= Kiambu Mafia =

The Kiambu Mafia is a pejorative term referring to a small group of the Kikuyu people primarily from the then Kiambu District of Kenya (now Kiambu and a portion of Thika District) who benefited financially and politically from Kenya African National Union (KANU) and Kenyatta taking power at independence.

These individuals earned wealth primarily in parcels of land "awarded" or “sold” to them by the government. For a number of years they were the predominant indigenous group in the Kenyan economy, controlling tea and coffee plantations, and retaining heavy influence over the tertiary sector as it developed.

Due to the influence the Kiambu mafia had, they could acquire lands from peasants in Central Province in exchange with bigger parcels of land in Rift Valley Province.

The plutocratic style adopted by the government of the day allowed them easy access to essential resources. Some of these individuals were well educated, having attended universities inside and outside Kenya. However it must be appreciated that there are individuals associated with the Kiambu Mafia not from the Kiambu district.
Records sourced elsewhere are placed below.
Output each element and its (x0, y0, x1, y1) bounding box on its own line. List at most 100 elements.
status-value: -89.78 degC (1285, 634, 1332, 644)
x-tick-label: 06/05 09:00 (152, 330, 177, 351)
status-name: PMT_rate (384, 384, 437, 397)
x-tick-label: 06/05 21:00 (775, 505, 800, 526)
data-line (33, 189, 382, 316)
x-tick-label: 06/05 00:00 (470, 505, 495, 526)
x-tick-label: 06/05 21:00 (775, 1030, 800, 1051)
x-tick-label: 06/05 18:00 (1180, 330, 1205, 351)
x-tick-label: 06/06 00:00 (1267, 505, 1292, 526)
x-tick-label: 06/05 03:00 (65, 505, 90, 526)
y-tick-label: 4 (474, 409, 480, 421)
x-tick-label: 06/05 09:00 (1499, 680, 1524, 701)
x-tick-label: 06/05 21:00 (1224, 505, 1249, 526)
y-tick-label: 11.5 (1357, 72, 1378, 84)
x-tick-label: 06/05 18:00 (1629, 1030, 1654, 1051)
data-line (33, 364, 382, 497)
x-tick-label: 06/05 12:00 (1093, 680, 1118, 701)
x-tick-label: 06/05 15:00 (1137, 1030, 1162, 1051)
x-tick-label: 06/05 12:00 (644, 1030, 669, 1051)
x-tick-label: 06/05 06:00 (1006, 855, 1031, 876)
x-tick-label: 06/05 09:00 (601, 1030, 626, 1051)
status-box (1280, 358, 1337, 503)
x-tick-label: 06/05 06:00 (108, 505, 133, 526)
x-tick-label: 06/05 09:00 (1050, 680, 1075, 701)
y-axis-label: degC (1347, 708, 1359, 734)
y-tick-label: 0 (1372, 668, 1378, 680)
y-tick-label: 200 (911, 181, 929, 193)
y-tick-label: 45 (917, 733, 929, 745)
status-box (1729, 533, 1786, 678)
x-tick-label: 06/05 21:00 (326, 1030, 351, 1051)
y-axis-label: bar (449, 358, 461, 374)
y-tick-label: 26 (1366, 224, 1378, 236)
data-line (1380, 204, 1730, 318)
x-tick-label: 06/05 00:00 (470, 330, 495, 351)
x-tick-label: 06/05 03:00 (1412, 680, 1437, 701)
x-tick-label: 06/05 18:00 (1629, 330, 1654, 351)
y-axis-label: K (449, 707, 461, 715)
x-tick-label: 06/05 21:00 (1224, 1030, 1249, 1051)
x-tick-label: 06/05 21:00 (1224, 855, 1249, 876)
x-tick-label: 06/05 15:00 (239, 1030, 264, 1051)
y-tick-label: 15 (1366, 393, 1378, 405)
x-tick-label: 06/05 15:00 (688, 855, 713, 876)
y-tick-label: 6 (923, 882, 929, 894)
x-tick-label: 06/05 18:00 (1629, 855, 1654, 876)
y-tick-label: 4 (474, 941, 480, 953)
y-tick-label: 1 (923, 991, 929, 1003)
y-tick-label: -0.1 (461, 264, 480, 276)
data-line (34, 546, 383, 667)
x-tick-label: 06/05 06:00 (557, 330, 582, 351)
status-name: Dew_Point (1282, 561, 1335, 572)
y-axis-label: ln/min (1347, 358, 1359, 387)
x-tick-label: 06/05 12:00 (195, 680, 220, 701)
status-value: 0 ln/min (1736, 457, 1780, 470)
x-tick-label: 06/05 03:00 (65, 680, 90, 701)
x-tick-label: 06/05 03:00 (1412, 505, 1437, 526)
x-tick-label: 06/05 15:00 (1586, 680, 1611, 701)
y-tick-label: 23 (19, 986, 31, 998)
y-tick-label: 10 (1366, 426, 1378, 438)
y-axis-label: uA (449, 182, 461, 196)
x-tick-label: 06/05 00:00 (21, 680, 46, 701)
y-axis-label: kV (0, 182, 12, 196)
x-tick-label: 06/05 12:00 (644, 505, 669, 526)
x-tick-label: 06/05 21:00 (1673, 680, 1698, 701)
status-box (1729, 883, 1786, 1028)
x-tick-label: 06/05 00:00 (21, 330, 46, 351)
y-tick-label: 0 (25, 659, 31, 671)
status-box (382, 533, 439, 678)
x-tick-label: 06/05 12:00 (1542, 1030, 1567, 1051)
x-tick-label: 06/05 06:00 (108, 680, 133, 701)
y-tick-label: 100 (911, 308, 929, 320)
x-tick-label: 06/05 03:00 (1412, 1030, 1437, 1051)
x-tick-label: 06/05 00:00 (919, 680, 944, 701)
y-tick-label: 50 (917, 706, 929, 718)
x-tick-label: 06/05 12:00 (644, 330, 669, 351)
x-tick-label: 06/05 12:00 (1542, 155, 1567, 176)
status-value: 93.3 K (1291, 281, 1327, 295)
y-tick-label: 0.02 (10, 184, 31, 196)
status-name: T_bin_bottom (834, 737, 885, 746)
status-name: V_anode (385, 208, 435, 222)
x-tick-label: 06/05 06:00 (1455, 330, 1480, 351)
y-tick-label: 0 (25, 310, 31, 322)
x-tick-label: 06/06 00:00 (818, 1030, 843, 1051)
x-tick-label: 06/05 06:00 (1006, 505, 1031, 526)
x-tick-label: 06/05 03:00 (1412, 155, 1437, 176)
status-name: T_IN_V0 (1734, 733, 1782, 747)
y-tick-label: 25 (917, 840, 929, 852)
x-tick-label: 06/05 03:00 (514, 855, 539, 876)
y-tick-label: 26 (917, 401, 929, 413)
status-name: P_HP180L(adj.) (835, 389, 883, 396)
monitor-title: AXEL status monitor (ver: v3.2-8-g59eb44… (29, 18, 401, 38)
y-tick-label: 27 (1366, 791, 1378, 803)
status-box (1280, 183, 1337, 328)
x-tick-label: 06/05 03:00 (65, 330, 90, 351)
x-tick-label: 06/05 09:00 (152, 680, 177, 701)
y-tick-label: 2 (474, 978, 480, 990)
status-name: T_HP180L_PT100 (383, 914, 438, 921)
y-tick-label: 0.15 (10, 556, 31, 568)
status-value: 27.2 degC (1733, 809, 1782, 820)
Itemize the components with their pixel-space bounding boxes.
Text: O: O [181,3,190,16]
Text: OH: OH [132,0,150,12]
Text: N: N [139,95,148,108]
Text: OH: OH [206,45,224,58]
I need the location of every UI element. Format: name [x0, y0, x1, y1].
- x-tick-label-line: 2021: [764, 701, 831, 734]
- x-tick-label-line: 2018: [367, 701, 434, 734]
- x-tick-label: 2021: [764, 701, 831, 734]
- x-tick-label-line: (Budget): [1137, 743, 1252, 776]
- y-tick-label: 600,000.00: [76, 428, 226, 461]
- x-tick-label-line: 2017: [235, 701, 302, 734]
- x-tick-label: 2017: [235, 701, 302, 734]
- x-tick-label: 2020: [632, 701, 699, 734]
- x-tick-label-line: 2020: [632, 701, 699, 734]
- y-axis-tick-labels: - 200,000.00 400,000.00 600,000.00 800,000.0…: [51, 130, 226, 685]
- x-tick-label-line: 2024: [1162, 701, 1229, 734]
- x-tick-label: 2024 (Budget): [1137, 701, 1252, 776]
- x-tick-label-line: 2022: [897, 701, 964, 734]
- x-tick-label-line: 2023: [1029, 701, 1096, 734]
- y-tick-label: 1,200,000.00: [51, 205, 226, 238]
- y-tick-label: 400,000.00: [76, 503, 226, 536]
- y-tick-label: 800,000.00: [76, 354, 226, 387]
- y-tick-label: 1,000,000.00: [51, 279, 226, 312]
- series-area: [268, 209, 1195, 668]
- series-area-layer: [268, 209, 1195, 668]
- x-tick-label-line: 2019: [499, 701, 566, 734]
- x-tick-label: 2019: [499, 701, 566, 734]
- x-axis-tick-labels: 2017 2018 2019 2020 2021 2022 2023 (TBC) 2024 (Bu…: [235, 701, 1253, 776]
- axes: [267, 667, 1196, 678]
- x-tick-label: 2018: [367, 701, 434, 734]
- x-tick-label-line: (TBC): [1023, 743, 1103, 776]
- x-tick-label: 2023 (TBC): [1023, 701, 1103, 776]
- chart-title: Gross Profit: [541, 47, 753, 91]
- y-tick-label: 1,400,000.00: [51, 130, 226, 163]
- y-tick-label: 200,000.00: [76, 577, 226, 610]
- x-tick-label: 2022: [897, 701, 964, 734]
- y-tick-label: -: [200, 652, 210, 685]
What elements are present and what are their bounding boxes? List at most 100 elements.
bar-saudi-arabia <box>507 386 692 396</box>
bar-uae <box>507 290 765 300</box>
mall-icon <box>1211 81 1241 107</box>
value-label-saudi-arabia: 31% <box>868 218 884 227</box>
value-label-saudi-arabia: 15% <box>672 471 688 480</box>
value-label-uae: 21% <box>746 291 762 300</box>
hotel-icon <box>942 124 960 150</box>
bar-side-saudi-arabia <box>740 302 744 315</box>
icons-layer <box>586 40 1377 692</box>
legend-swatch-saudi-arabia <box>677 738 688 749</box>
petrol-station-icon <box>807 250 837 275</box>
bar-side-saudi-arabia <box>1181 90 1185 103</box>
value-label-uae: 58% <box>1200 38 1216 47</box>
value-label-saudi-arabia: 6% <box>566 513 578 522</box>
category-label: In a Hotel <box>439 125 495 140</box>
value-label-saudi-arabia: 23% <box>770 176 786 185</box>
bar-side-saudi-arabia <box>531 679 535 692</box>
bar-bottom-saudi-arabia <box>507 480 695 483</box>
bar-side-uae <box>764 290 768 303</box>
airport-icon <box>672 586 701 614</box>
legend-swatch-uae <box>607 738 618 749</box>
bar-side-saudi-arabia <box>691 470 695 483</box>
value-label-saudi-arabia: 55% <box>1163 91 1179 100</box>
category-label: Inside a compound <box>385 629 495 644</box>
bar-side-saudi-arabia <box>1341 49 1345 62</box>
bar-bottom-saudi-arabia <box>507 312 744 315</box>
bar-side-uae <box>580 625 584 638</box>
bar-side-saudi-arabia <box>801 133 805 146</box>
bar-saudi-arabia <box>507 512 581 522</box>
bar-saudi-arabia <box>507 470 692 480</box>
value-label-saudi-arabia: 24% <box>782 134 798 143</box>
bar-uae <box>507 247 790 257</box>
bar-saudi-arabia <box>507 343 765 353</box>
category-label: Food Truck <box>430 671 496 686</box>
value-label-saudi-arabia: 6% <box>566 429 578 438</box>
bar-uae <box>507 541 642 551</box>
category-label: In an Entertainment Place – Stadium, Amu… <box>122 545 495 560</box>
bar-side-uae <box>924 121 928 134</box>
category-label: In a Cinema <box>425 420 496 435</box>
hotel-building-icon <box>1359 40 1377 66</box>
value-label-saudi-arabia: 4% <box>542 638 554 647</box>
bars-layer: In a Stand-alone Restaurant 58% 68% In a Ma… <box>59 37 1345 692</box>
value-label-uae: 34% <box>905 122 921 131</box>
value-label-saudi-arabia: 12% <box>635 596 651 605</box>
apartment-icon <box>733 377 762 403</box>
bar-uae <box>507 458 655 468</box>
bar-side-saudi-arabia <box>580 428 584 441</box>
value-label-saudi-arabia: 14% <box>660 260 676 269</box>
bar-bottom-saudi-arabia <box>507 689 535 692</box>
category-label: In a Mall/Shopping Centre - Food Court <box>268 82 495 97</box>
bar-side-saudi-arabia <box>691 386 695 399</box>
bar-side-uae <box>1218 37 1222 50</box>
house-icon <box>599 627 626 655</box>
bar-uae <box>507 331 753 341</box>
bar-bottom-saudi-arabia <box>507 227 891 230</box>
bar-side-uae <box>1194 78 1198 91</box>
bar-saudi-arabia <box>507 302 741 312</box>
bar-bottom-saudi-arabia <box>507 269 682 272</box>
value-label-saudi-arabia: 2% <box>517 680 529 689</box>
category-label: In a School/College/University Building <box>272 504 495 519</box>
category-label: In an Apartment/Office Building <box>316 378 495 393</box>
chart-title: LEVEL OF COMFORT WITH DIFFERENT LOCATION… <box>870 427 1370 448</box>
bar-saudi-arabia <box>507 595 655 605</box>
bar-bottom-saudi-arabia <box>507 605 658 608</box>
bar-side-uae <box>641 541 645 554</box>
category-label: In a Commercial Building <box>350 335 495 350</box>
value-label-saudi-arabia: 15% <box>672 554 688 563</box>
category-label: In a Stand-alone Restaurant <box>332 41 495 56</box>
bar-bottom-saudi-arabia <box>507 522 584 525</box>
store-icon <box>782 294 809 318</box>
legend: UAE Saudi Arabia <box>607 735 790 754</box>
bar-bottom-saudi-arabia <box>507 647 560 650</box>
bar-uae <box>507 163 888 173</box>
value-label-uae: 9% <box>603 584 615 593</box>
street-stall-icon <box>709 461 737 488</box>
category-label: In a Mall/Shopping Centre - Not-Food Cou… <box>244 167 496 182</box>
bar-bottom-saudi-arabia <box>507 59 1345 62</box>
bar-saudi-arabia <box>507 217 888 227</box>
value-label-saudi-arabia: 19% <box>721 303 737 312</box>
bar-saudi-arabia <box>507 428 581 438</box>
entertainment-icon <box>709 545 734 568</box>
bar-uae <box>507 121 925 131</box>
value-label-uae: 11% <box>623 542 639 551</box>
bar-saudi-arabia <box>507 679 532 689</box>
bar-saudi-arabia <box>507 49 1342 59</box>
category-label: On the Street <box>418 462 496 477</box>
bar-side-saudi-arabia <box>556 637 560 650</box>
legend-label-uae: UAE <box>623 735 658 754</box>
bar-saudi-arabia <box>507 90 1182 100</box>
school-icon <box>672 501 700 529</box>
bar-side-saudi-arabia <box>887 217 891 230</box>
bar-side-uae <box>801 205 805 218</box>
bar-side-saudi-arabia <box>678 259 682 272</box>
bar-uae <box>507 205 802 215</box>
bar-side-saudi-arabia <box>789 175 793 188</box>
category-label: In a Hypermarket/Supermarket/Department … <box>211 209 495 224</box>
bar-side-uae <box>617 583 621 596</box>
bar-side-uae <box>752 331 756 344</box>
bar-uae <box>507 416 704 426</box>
When Kenyatta's health started to deteriorate, the Kiambu Mafia was concerned about their continuing influence .Therefore,they decided to plan the succession in the event Kenyatta died by trying to amend the constitution so that the Vice president would not automatically hold power till the election is held.
Charles Mugane Njonjo, who was one of the mafia, but differed with them due to his apparent interests in the presidency which the group members were not prepared to support, came out strongly opposing the succession talks by saying it was in fact treason to even imagine the death of a sitting president. Political analysts and historians are of the opinion that Njonjo considered Moi a weak politician and was of the view that it would be easier to take the presidency from him rather than any of the Kiambu mafia.

When Moi came into power in 1978, he abolished all the "tribal" movements but his main aim was the GEMA, some of whose members were part of the Kiambu mafia as he was not comfortable with the wealth and power its members controlled.